The chattering classes on the post-racial right say Barack Obama's win
is one more nail in the coffin of affirmative action. It proves blacks
are equal, they say, and therefore they don't need "special
considerations" anymore. Abigail Thernstrom wrote it in the Wall Street
Journal on Tuesday.
Maybe they're right, and gays' attack on blacks for voting to ban gay
marriage is the proof. Since when have blacks been the target of
left-wing opprobrium about the way they vote? At least since Obama was elected president.
Imagine if Proposition 8 had won and John McCain had pulled out a
squeaker. Would California's black voters still have been singled out
as turncoat oppressors? Probably not.
But things have shifted. It wasn't too long ago that condescending
liberals routinely stripped minorities of any moral accountability, as
if they were children. More than a few campus race warriors argued with
straight faces that African Americans could not be racist; it was
impossible. Difference plus power, they insisted, equaled racism. Those
with no power, therefore, could not be racist, and by extension, they
were unlikely to be bigoted in other ways as well.
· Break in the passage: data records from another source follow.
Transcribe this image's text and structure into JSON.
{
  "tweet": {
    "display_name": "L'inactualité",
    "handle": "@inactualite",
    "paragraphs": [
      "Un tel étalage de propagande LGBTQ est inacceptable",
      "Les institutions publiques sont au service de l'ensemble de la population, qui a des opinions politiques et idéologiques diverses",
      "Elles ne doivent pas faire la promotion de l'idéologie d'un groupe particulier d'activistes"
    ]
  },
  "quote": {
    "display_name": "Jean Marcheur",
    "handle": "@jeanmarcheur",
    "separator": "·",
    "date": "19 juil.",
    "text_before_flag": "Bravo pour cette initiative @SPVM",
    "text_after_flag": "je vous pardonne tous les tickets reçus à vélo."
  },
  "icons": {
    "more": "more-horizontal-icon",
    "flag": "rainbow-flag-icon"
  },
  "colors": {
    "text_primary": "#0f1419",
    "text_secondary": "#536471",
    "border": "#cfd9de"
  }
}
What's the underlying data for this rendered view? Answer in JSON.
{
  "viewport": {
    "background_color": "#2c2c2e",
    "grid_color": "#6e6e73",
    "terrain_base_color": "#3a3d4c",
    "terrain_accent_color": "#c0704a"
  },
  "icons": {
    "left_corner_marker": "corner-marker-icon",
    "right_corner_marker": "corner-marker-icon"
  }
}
The ascension of an African American to the presidency changes
that calculus, primarily because of the symbolism of a black man in the
White House. I was struck by a clip I saw on the local news. A dejected
gay protester at a Proposition 8 march essentially argued that blacks
got theirs -- in the form of a president -- but did nothing to help the
little guys. "We're the last minority left," he said plaintively.
Whether he knew it or not, he was accusing blacks of doing what many
other ethnic groups have done, joining the mainstream by stepping on
the group below them.
I hate to say it, but that's the American way -- a constant
struggle by outsiders to become insiders. The competition isn't always
pretty, and it's not likely to go away. At any given moment in our
society, there are "in" groups and "out" groups, and those who are in
will struggle mightily not to be associated with those on the outs.
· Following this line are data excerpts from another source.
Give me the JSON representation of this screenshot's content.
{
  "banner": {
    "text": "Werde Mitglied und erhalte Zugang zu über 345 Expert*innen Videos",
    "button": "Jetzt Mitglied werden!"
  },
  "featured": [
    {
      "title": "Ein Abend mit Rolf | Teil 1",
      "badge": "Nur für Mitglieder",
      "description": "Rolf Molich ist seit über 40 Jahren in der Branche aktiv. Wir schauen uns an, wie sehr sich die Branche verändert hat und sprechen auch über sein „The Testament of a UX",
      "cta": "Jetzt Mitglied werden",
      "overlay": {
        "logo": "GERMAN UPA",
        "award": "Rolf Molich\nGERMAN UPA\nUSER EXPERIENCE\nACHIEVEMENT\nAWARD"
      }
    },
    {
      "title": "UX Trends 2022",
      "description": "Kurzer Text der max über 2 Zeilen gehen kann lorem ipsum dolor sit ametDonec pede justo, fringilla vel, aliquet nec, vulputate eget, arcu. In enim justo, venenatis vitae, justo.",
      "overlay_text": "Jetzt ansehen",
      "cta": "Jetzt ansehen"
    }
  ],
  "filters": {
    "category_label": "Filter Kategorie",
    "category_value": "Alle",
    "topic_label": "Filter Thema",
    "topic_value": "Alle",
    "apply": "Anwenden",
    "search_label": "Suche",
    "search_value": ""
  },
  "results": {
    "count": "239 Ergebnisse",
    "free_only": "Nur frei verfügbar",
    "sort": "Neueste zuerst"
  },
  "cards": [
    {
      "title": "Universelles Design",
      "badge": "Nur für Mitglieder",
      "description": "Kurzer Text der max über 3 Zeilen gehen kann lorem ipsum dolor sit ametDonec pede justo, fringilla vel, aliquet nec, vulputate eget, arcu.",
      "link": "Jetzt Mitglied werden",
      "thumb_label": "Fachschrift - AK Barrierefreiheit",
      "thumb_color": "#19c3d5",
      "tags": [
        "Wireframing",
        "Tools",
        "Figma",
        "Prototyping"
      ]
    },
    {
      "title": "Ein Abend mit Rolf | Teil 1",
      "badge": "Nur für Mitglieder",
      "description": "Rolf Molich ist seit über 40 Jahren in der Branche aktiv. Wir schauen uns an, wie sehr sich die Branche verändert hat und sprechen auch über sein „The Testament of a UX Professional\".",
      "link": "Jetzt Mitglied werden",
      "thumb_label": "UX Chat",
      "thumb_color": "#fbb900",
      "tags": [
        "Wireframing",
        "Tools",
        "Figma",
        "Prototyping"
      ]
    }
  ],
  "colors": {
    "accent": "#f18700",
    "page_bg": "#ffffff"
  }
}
That's why, in this era of anti-Muslim sentiment, Armenians tend to
blurt out that they are Christians, and why, during World War II,
Chinese Americans wore buttons that emphatically declared that they
were not
Japanese Americans. Much as academics and journalists have created the
romantic narrative that all minorities are locked arm and arm in a
collective struggle against oppression, it's not true.
For too many years now, Americans on both sides of the aisle have
nurtured a linear view of racial progress. They may disagree on the
timing, but they both speak the language of transcendence, overcoming
and getting beyond race. But if the controversy about blacks and
Proposition 8 tells us anything, it's that, even as discriminatory
barriers fall, groups in our diverse society will continue to jostle
for power, position and whose vision of the country will prevail.
Paradoxically, even as critics are trying to make black voters morally
accountable for their votes, they continue to lock African Americans
into their traditional racial roles. Implicit in the criticism of black
support for Proposition 8 is the idea that, as historically oppressed
people, African Americans should have greater empathy for gays. The
assumption here is that they cast their ballots as a liberal or even
progressive bloc of "black voters."
But the reason blacks supported Proposition 8 is most likely a matter
of religion, not race. As Madison Shockley, pastor of Pilgrim United
Church of Christ in Carlsbad (and an opponent of Proposition 8), told
The Times: "Black folks go to church ... and the churches they go to
tend to be very traditional." Many observers suggest African Americans
didn't cast their ballots in competition with another group (the way
whites voted to end affirmative action via Proposition 209 in
California in 1996) but as Christians with a fundamental belief about
how to define marriage.
I don't buy the argument that, two weeks ago, blacks suddenly
achieved absolute equality with whites. But black support for
Proposition 8 may indeed be post-racial. Unfortunately, despite all our
hopes, getting "beyond race" may not be as utopian as it's cracked up
to be. If we all insist on keeping score on which group voted with or
against us, it could get even uglier.